CDC officials confirm third MERS case in the country
The Centers for Disease Control and Prevention (CDC) announced on Wednesday that a 68-year-old man who had traveled to Bahrain for about three weeks and returned to Korea earlier this month was found to have been infected with MERS and subsequently transmitted it to his 63-year-old wife.
In a subsequent report Thursday, the CDC added that a 76-year-old patient who spent five hours in the same room with the first MERS patient had contracted the disease while being treated on Saturday at a general hospital in Seoul.
However, none of the three victims are in critical condition, according to the authority.
MERS was first reported in Saudi Arabia in 2012 and is most prevalent in the Middle East. The disease has a latent period of up to two weeks and presents flu-like symptoms.
According to the European Center for Disease Prevention and Control, a total of 1,142 people had been diagnosed with the disease as of May 16, and so far it has resulted in 465 deaths, showing a 40.7 percent fatality rate.
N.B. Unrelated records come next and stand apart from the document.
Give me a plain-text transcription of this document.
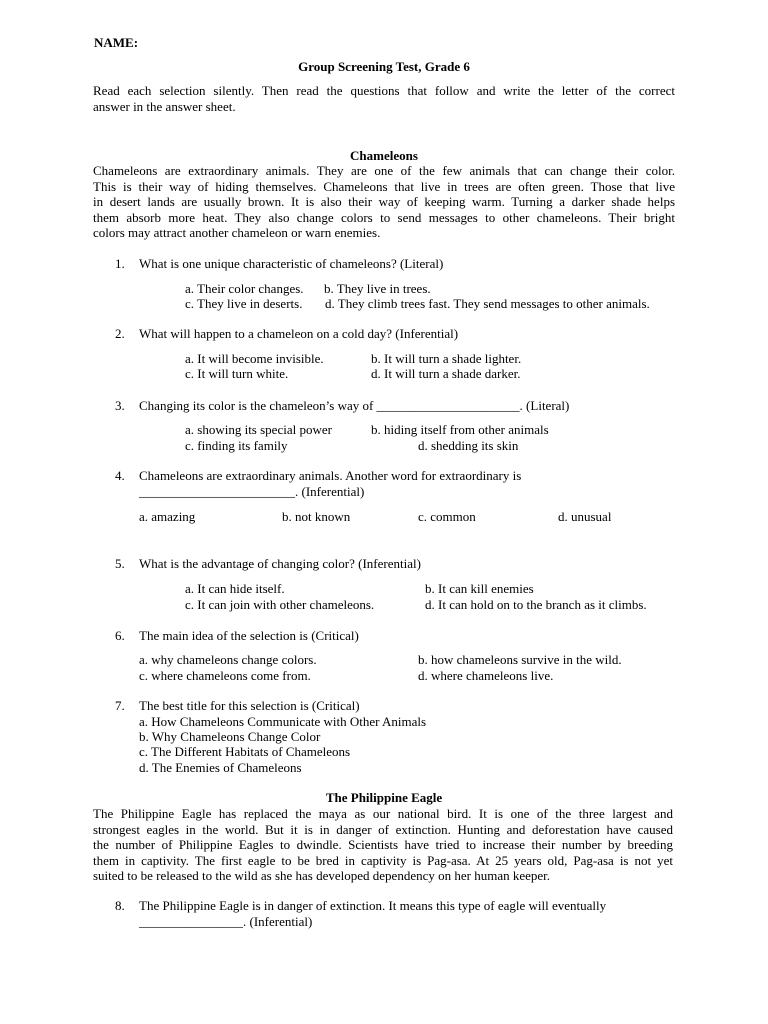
NAME:
Group Screening Test, Grade 6
Read each selection silently. Then read the questions that follow and write the letter of the correct
answer in the answer sheet.
Chameleons
Chameleons are extraordinary animals. They are one of the few animals that can change their color.
This is their way of hiding themselves. Chameleons that live in trees are often green. Those that live
in desert lands are usually brown. It is also their way of keeping warm. Turning a darker shade helps
them absorb more heat. They also change colors to send messages to other chameleons. Their bright
colors may attract another chameleon or warn enemies.
1. What is one unique characteristic of chameleons? (Literal)
a. Their color changes. b. They live in trees.
c. They live in deserts. d. They climb trees fast. They send messages to other animals.
2. What will happen to a chameleon on a cold day? (Inferential)
a. It will become invisible.	b. It will turn a shade lighter.
c. It will turn white.	d. It will turn a shade darker.
3. Changing its color is the chameleon’s way of ______________________. (Literal)
a. showing its special power	b. hiding itself from other animals
c. finding its family	d. shedding its skin
4. Chameleons are extraordinary animals. Another word for extraordinary is
________________________. (Inferential)
a. amazing	b. not known	c. common	d. unusual
5. What is the advantage of changing color? (Inferential)
a. It can hide itself.	b. It can kill enemies
c. It can join with other chameleons.	d. It can hold on to the branch as it climbs.
6. The main idea of the selection is (Critical)
a. why chameleons change colors.	b. how chameleons survive in the wild.
c. where chameleons come from.	d. where chameleons live.
7. The best title for this selection is (Critical)
a. How Chameleons Communicate with Other Animals
b. Why Chameleons Change Color
c. The Different Habitats of Chameleons
d. The Enemies of Chameleons
The Philippine Eagle
The Philippine Eagle has replaced the maya as our national bird. It is one of the three largest and
strongest eagles in the world. But it is in danger of extinction. Hunting and deforestation have caused
the number of Philippine Eagles to dwindle. Scientists have tried to increase their number by breeding
them in captivity. The first eagle to be bred in captivity is Pag-asa. At 25 years old, Pag-asa is not yet
suited to be released to the wild as she has developed dependency on her human keeper.
8. The Philippine Eagle is in danger of extinction. It means this type of eagle will eventually
________________. (Inferential)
No vaccines or cures have been developed yet.
The new infections have since raised questions over the quarantine authority’s detection system.
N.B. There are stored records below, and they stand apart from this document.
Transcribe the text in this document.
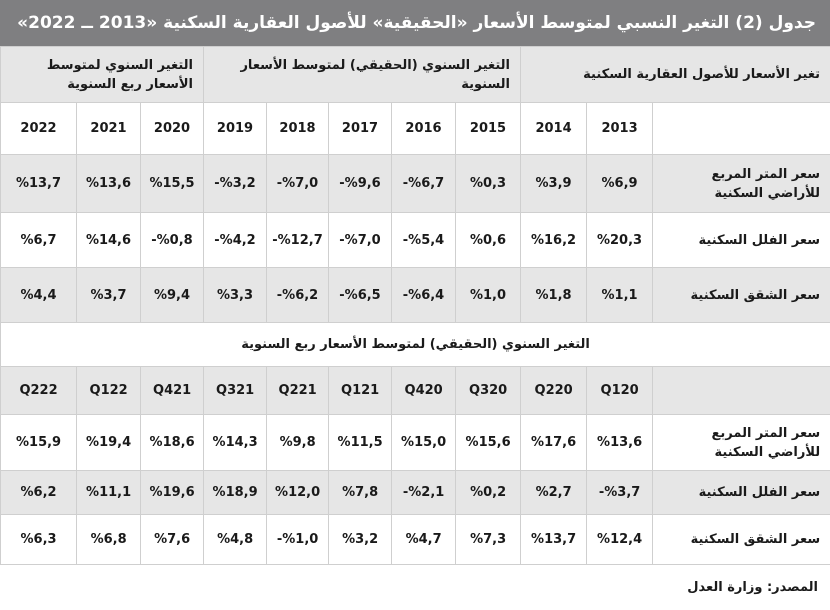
جدول (2) التغير النسبي لمتوسط الأسعار «الحقيقية» للأصول العقارية السكنية «2013 ــ 2022»
تغير الأسعار للأصول العقارية السكنية			التغير السنوي (الحقيقي) لمتوسط الأسعار السنوية					التغير السنوي لمتوسط الأسعار ربع السنوية		
	2013	2014	2015	2016	2017	2018	2019	2020	2021	2022
سعر المتر المربع للأراضي السكنية	%6,9	%3,9	%0,3	-%6,7	-%9,6	-%7,0	-%3,2	%15,5	%13,6	%13,7
سعر الفلل السكنية	%20,3	%16,2	%0,6	-%5,4	-%7,0	-%12,7	-%4,2	-%0,8	%14,6	%6,7
سعر الشقق السكنية	%1,1	%1,8	%1,0	-%6,4	-%6,5	-%6,2	%3,3	%9,4	%3,7	%4,4
التغير السنوي (الحقيقي) لمتوسط الأسعار ربع السنوية										
	Q120	Q220	Q320	Q420	Q121	Q221	Q321	Q421	Q122	Q222
سعر المتر المربع للأراضي السكنية	%13,6	%17,6	%15,6	%15,0	%11,5	%9,8	%14,3	%18,6	%19,4	%15,9
سعر الفلل السكنية	-%3,7	%2,7	%0,2	-%2,1	%7,8	%12,0	%18,9	%19,6	%11,1	%6,2
سعر الشقق السكنية	%12,4	%13,7	%7,3	%4,7	%3,2	-%1,0	%4,8	%7,6	%6,8	%6,3
المصدر: وزارة العدل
The first patient reportedly traveled to Bahrain on April 18, and on to Saudi Arabia, the United Arab Emirates and Qatar, before coming back to Korea on May 4 via Incheon International Airport.
The man passed through a heat sensor, though at the time, the quarantine authority did not detect anything out of the ordinary.
Despite the fact that the patient had visited Saudi Arabia, where 428 people have died of MERS, airport officials at the National Quarantine Station (NQS) have been criticized for lax safety procedures, only measuring the 68-year-old’s body temperature.
Officials at the NQS, a subdivision of the CDC, are supposed to ask incoming passengers about any obvious symptoms - especially if travelers have visited any countries with a high risk for contagious diseases - and report any abnormalities later on.
“We are going to make every single passenger on flights from the Middle East [four times a day] write declaration forms and conduct individual interviews when they pass through Immigration,” said an official at the NQS at the Incheon International Airport.
The first patient reportedly began to show symptoms on May 11, a week after his return, and when the man visited a local clinic, he was prescribed cold medicine.
After his symptoms worsened, he was admitted to a general hospital, where the third patient was infected as the two men shared a hospital room.
“The spray from a sneeze or a cough can travel up to 2 meters [6.6 feet], and it’s possible that a person staying in the same room can be infected,” said Kim Woo-joo, a professor at Korea University. “There have also been secondary infection cases reported between patients and medical staff in foreign countries like Saudi Arabia.”
As the first patient’s condition gradually deteriorated, he was transferred on Sunday to a larger general hospital in Seoul. But because the hospital was full, he stayed the night in an adjacent clinic and was finally admitted to the general hospital on Monday.
A doctor at the hospital reported the case to the CDC, though the man was only isolated since Wednesday after the results of a blood test came back positive.
The CDC is currently monitoring 64 people, including medical staff and the family members who came in contact with the three patients.